129 Me. 499 | Me. | 1930
This case is before this court on exceptions by the plaintiff to the allowance of a motion for a nonsuit. An automobile of the plaintiff, driven by one of its employees, collided with a car driven by one Leo L. Whelden. Defendant’s brief admits that the accident happened because of the negligence of Whelden.
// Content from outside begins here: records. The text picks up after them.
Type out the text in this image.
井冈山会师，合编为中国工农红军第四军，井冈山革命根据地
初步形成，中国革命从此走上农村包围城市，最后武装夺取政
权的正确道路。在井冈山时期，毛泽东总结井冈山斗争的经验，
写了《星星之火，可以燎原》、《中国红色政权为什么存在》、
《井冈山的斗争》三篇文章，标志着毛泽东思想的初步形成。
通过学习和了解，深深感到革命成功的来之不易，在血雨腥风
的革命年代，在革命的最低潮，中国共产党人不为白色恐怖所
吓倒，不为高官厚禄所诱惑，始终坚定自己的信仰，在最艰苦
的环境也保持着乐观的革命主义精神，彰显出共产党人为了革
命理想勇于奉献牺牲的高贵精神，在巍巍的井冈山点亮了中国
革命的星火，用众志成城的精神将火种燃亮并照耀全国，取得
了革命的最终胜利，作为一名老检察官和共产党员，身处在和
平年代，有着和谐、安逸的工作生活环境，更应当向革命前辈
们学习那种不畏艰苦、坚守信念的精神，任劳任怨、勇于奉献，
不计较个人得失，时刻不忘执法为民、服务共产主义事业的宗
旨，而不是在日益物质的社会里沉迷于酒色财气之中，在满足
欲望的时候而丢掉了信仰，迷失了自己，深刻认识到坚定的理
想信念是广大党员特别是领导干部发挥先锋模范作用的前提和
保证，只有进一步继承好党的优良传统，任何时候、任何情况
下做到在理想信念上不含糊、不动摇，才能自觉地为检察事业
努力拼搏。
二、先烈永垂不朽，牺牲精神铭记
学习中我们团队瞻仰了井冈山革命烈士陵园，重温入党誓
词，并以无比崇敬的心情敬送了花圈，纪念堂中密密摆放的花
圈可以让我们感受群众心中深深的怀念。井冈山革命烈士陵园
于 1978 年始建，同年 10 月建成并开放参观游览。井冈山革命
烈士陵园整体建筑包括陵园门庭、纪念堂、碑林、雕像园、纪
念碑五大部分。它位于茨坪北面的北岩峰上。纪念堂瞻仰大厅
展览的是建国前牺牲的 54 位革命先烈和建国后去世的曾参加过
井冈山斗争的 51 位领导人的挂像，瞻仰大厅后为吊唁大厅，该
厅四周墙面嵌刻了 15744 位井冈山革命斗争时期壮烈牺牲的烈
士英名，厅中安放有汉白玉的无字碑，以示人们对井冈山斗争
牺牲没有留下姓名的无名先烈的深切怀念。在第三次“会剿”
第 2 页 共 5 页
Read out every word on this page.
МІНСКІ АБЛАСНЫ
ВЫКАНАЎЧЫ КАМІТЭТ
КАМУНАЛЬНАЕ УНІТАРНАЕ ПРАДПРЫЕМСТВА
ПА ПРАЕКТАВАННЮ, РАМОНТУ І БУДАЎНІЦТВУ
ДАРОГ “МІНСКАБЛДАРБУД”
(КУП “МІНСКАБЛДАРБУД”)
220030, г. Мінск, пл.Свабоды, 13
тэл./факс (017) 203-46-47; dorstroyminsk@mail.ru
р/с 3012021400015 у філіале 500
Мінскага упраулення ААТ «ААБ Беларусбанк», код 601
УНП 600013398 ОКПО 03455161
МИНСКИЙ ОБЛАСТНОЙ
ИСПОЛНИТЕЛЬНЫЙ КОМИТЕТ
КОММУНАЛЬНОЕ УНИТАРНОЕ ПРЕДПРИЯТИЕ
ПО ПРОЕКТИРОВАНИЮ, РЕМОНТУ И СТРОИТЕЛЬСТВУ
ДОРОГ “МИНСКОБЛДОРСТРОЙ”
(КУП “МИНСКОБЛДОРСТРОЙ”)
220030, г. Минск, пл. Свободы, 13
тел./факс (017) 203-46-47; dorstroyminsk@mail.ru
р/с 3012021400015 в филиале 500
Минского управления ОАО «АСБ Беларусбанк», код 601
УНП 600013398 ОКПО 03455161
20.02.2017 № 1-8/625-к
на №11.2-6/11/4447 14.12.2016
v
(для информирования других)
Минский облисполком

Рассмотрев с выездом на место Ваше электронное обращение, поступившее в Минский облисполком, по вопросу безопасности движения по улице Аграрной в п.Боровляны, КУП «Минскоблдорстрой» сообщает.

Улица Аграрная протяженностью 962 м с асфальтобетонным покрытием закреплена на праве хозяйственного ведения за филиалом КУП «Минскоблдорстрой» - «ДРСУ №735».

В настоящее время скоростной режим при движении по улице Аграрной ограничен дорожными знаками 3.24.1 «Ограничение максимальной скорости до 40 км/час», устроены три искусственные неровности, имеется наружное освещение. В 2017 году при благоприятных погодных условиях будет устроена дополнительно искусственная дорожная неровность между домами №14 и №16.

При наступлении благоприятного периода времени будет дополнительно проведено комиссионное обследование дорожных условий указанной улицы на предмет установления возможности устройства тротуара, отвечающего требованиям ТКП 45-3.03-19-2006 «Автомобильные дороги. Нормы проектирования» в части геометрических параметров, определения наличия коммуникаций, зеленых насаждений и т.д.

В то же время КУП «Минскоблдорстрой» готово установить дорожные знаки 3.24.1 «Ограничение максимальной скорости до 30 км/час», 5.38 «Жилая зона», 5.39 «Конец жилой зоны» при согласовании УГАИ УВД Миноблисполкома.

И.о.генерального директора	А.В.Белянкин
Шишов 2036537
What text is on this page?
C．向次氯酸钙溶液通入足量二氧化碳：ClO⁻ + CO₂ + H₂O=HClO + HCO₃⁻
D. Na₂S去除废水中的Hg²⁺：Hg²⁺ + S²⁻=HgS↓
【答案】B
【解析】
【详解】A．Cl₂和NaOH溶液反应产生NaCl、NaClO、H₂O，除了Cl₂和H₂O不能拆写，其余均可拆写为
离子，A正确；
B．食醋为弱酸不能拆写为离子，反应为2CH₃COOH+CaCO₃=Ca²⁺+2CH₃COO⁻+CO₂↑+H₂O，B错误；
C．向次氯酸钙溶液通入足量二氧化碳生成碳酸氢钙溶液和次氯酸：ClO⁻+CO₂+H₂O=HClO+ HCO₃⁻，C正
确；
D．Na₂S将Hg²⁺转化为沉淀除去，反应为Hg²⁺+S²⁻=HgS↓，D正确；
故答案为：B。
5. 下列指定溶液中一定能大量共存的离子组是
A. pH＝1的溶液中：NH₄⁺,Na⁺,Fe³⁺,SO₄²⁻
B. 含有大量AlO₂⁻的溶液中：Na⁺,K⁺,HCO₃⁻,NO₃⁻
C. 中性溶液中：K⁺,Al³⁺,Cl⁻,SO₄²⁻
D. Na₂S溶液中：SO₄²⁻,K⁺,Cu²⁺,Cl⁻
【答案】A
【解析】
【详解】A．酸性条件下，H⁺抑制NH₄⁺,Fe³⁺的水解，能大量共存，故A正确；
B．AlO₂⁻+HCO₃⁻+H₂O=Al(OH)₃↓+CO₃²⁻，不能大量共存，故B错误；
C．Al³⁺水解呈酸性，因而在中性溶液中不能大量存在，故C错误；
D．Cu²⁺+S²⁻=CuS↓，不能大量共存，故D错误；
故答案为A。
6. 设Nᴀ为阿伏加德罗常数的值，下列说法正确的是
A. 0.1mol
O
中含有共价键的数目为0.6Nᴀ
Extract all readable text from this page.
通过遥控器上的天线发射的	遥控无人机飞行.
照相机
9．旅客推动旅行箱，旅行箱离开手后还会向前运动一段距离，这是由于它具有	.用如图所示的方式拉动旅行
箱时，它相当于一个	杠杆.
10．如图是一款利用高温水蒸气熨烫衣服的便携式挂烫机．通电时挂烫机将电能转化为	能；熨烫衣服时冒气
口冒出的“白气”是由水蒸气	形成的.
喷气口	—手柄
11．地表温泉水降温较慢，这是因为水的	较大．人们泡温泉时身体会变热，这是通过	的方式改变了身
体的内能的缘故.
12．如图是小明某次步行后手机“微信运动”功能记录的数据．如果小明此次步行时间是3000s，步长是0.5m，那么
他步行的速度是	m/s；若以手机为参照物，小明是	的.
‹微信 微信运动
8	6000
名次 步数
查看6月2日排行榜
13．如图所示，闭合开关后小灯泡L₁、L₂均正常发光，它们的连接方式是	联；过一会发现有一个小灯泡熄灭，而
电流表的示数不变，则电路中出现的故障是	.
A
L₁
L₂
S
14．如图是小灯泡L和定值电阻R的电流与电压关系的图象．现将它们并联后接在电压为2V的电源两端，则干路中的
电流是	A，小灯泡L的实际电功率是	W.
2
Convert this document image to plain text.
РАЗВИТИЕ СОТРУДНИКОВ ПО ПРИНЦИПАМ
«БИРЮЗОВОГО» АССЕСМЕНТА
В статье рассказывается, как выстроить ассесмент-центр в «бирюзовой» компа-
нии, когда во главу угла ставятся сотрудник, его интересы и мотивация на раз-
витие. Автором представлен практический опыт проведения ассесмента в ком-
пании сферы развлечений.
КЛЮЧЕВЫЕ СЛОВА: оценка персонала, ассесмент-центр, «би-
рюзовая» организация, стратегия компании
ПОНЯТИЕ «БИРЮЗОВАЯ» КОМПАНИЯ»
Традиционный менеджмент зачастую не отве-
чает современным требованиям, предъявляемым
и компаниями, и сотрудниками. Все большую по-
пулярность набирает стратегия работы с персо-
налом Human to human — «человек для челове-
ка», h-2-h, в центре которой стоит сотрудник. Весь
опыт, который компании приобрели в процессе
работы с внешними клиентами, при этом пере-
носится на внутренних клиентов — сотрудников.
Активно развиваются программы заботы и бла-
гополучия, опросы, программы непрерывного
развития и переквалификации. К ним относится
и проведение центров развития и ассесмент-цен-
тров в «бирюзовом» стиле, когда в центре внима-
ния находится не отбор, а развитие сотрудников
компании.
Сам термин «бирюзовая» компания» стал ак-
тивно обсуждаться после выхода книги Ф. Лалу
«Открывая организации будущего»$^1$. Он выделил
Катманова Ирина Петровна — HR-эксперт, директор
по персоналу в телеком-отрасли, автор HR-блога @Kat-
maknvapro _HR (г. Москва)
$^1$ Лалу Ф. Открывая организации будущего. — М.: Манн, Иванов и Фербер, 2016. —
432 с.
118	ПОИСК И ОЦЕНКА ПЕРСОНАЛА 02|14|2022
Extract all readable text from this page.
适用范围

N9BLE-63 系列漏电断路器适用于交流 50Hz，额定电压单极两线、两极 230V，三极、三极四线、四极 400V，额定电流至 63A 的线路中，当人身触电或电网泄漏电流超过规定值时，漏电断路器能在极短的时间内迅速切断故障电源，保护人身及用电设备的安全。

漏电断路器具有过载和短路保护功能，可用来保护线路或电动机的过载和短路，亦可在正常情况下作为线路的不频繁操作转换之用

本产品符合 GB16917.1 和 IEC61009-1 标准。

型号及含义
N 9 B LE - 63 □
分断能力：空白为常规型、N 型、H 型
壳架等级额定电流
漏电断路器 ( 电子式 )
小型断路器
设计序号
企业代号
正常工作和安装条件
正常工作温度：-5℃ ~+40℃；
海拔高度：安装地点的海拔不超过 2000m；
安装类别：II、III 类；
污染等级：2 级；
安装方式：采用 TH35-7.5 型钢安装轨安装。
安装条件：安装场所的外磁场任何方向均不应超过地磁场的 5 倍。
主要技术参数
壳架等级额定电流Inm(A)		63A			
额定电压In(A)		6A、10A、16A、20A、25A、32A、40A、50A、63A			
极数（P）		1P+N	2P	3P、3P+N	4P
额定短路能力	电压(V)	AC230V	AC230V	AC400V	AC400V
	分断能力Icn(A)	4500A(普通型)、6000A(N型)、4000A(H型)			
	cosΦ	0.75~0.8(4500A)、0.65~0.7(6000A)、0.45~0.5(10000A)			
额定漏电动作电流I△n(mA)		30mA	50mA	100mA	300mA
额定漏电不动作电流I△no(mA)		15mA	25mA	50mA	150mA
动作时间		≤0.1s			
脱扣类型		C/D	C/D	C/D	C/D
On just what theory the defendant can be held liable for Whelden’s acts it is difficult to see. Counsel for the plaintiff contend that Whelden was either acting as agent for the defendant in selling the car to his wife, or that the defendant was liable in entrusting the car to Whelden who was an improper person to drive it. ■ •
As to the first contention, the evidence clearly shows that Whelden himself was expecting to make the purchase. To hold that he was acting as agent for the company in persuading his wife to buy the car, not only finds no support in the evidence but contemplates a relationship of the parties which even to the casual observer seems absurd. As to the second claim, it is sufficient to note that Whelden became intoxicated after he left Chapman, but not before. His plan to get his wife’s approval was so highly commendable that Chapman surely had no reason to expect such a sudden change of heart as seems to have taken place. It is admitted that Whelden had no operator’s license. If such a fact has any bearing, it is sufficient to say that there is no evidence that either Chapman or anyone else connected with the defendant knew of it. The motion for a nonsuit was properly granted. Exceptions overruled. George E. Thompson, Clinton C. Stevens, for plaintiff. Gillin & Gillin, for defendant.